One of the main drivers of the superior performance of Google DeepMind was the forecast skill during Hurricane Kiko, which was a long-tracked storm that moved from the East Pacific into the Central Pacific. This storm contributed ~⅓ of the Day-5 sample for the entire season. GDMN notably outperformed all models for the track forecast for Kiko (Figure 2).
Intensity
Figure 3 shows the intensity forecast errors from the East Pacific from 2025 for all models. Google DeepMind performed well and was comparable to the NHC forecast for most forecast hours (though slightly worse for Days 3-4), and HAFS-A for 120h. It’s worth noting that all guidance levelled off close to 10 knots error, which is generally considered to be close to or even less than the observational uncertainty for TCs without aircraft data.

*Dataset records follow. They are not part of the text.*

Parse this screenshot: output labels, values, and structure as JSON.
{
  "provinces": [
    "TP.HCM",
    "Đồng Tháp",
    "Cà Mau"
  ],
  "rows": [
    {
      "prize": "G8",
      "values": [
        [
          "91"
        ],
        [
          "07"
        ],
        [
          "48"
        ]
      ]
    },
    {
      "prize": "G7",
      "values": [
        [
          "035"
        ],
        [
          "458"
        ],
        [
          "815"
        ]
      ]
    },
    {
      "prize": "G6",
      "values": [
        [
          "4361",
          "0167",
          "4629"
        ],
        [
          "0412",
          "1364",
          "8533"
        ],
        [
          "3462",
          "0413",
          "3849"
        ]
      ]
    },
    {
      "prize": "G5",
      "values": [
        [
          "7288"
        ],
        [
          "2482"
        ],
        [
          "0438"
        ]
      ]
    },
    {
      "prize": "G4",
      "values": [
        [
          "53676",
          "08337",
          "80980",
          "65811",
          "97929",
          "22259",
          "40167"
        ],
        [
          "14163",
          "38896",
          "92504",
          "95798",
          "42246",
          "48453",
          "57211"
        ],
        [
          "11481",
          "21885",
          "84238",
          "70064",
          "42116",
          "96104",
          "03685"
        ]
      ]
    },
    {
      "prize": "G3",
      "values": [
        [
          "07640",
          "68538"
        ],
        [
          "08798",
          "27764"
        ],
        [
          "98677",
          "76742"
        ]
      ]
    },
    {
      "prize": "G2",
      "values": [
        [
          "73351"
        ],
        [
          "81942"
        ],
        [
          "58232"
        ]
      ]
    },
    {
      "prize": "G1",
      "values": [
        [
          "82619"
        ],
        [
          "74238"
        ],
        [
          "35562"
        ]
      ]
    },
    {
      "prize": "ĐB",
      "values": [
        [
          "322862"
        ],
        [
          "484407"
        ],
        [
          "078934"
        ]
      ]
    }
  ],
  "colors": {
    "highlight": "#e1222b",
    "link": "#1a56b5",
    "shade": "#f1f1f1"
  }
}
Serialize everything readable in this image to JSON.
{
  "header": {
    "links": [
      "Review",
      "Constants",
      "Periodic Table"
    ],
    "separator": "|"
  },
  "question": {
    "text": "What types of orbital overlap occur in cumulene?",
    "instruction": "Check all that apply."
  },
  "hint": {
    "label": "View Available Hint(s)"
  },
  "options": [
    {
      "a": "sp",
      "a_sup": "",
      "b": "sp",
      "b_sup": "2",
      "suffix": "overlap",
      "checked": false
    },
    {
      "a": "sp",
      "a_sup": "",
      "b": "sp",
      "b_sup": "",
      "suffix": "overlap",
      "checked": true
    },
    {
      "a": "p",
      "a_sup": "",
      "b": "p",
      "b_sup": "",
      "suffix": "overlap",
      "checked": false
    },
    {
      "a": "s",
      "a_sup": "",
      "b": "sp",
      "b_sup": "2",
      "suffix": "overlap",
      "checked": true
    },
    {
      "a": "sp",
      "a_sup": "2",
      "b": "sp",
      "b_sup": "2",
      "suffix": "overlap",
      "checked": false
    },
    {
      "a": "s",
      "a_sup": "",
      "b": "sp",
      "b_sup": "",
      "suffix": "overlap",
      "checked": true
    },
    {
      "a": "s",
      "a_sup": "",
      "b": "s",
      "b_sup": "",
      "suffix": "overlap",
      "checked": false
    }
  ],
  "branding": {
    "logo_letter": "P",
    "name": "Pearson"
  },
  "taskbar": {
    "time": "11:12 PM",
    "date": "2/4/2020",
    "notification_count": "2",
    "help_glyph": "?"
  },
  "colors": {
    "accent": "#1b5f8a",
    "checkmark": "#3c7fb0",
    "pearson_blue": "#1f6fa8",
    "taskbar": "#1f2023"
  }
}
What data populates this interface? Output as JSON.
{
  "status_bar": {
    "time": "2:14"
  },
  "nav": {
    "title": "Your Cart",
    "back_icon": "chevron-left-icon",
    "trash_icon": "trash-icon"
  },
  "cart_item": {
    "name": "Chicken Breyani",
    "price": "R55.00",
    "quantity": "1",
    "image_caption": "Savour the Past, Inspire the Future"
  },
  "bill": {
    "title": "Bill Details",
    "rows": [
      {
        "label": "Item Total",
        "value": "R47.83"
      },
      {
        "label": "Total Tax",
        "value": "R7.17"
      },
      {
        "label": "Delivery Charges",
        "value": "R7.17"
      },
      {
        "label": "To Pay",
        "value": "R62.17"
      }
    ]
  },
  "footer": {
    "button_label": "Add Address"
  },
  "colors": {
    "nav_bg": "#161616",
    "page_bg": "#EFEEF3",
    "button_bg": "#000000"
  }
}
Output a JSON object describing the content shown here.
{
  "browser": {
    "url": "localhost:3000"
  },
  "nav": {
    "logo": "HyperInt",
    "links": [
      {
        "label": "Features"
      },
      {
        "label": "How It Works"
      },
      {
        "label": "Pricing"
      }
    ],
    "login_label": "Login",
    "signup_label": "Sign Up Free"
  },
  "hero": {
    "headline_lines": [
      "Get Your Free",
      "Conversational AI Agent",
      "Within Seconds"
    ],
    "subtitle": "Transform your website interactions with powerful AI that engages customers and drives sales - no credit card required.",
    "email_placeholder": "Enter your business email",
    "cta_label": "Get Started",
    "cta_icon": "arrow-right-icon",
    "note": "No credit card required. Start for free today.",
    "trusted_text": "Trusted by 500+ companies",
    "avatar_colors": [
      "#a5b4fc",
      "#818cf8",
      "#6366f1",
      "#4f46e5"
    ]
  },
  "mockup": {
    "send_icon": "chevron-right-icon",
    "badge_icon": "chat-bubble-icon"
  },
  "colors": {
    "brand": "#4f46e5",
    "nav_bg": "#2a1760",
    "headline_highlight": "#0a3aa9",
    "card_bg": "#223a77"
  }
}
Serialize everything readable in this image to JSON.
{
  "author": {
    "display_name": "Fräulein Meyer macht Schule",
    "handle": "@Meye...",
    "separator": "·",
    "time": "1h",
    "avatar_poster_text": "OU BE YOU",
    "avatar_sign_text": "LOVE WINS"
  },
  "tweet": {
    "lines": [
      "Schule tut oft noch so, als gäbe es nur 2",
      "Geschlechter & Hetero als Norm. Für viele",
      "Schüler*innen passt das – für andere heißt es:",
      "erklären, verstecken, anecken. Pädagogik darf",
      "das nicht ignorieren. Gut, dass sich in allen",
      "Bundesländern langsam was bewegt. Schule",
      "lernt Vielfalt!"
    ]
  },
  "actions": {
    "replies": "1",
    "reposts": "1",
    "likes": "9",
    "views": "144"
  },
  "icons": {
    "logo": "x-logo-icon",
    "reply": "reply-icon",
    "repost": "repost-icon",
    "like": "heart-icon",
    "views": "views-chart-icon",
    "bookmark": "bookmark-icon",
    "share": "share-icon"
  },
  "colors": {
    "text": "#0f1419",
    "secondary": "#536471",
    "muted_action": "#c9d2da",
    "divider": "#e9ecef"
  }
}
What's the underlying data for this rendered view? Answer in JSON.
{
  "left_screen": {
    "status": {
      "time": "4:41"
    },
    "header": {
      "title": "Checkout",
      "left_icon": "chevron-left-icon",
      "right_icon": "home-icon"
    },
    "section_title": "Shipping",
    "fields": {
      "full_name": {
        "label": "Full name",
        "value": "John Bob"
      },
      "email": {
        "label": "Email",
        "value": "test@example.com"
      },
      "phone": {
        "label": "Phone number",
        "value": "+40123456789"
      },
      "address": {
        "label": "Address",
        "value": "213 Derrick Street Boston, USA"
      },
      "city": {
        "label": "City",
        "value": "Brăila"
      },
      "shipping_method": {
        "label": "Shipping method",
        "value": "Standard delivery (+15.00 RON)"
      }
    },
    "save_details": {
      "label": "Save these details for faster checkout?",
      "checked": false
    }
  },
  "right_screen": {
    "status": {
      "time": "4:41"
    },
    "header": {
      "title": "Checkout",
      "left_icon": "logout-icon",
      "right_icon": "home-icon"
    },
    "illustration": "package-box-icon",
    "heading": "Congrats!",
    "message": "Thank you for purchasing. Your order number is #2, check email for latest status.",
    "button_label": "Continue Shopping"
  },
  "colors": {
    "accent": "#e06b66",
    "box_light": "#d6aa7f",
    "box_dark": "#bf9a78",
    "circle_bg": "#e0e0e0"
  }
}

Most intensity guidance did well in the East Pacific in 2025, and Google DeepMind was no exception. One slight issue that was noted was Google DeepMind had a negative (weak) bias relative to NHC and the HAFS forecasts (Figure 4). The negative bias was actually worse than the GFS at Day 5. This is something to improve for the future.
Examining the individual storms, we see that for Kiko, GDMN had a notable negative (weak) bias (Figure 5), which likely partially explains why it had a weak bias in the overall seasonal statistics for the year.
Overall, the East Pacific statistics are encouraging for DeepMind’s performance - it was clearly the best model for track, and one of the best for intensity despite some negative bias that will hopefully be alleviated in future versions.